In 1984, Finz founded the medical malpractice firm Finz & Finz, P.C., which has offices in Mineola and Manhattan and is currently operated by Finz’s son Stuart.

The Finz family may soon be able to operate as its own firm, as Stuart’s wife Cheri is a lawyer, their daughter Jacqueline recently graduated from Toro Law School and is studying for the bar exam, and their son Brandon graduated from the University of Miami School of Business and will attend Georgetown University’s law school this fall.

Leonard Finz’ daughter Saundra is married to Jerrold Parker, a founding partner of the medical malpractice firm Parker Waichman LLP, whose Long Island office is based in Port Washington. Their daughter Brittany is set to graduate from the University of Baltimore’s School of Law, and their son Sean will enter Loyola University New Orleans College of Law this fall.

“To think, it all started in 1945 when I was assigned as a defense counsel as a high school graduate,” Finz said.

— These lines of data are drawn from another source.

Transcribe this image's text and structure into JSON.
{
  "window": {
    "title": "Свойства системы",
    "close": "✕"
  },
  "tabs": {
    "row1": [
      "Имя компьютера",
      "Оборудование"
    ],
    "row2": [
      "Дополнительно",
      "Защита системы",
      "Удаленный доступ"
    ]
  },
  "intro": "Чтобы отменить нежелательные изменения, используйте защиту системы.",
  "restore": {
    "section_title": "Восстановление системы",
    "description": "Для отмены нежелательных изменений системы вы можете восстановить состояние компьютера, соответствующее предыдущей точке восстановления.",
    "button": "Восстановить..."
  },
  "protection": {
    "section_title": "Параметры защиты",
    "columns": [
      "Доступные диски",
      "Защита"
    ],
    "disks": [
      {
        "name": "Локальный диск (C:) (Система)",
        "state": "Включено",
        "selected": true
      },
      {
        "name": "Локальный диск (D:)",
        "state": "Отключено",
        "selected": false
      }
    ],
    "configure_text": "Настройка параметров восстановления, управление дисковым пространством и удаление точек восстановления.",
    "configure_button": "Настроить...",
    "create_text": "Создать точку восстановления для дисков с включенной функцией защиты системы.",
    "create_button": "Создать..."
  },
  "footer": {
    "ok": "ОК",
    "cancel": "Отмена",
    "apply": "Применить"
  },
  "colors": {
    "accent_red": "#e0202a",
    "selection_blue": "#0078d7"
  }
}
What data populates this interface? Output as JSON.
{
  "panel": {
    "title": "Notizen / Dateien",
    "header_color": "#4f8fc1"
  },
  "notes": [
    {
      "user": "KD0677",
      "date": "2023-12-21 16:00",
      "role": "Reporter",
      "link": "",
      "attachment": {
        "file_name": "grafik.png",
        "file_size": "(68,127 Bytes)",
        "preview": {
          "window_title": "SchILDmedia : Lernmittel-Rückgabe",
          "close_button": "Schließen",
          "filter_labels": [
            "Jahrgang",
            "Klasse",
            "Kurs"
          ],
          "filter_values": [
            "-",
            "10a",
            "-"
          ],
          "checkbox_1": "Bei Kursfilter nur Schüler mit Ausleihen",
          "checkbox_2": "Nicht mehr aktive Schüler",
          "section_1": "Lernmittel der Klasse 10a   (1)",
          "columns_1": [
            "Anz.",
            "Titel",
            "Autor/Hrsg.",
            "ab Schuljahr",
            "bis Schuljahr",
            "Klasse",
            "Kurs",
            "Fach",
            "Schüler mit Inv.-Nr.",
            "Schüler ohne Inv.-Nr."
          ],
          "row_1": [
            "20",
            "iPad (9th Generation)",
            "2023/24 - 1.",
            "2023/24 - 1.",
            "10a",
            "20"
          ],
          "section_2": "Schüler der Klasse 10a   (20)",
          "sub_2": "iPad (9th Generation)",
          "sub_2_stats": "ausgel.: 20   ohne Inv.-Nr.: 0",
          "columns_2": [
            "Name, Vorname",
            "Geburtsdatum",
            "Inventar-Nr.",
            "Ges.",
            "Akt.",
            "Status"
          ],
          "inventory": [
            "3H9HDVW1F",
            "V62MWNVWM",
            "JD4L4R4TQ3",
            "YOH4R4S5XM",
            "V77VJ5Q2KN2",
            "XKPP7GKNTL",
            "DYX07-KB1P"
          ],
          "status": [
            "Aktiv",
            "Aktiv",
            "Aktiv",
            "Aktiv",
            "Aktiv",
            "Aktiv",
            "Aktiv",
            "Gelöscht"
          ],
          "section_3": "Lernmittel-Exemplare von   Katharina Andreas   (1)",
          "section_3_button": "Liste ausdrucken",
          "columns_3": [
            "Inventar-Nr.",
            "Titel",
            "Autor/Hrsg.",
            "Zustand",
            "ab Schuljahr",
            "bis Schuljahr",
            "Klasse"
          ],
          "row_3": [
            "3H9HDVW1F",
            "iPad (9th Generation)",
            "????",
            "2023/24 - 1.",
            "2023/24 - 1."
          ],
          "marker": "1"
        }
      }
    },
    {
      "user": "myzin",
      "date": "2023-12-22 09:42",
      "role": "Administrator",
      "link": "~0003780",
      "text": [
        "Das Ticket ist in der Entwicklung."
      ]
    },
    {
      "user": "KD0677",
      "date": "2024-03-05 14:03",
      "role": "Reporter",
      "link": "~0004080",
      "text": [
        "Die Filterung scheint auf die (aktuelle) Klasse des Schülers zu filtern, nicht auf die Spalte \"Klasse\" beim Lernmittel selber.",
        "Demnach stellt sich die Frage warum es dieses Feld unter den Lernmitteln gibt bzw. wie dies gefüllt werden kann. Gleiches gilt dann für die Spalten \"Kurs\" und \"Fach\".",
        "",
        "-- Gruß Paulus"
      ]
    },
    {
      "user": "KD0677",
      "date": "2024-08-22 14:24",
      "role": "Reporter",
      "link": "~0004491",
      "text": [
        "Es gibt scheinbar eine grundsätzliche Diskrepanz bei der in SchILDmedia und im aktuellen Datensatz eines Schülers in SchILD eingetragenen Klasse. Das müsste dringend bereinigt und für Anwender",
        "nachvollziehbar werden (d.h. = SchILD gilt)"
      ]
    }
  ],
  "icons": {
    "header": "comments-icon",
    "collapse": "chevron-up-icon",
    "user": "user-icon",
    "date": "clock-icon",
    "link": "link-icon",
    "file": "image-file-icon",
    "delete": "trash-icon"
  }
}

Finz said he draws upon his life experiences as a soldier, entertainer and judge to come up with the “plenty of ideas” he has for future novels, hoping to build upon a possible Connors series following two unrelated works, “Arrowhead” (2005) and “The Paragon Conspiracy” (2011). 

“I’m hoping someone is at the other end of my words and being moved by what I have to say and what I have to write about,” Finz said.

He added, “If the good lord is amenable, I hope to write a dozen more.”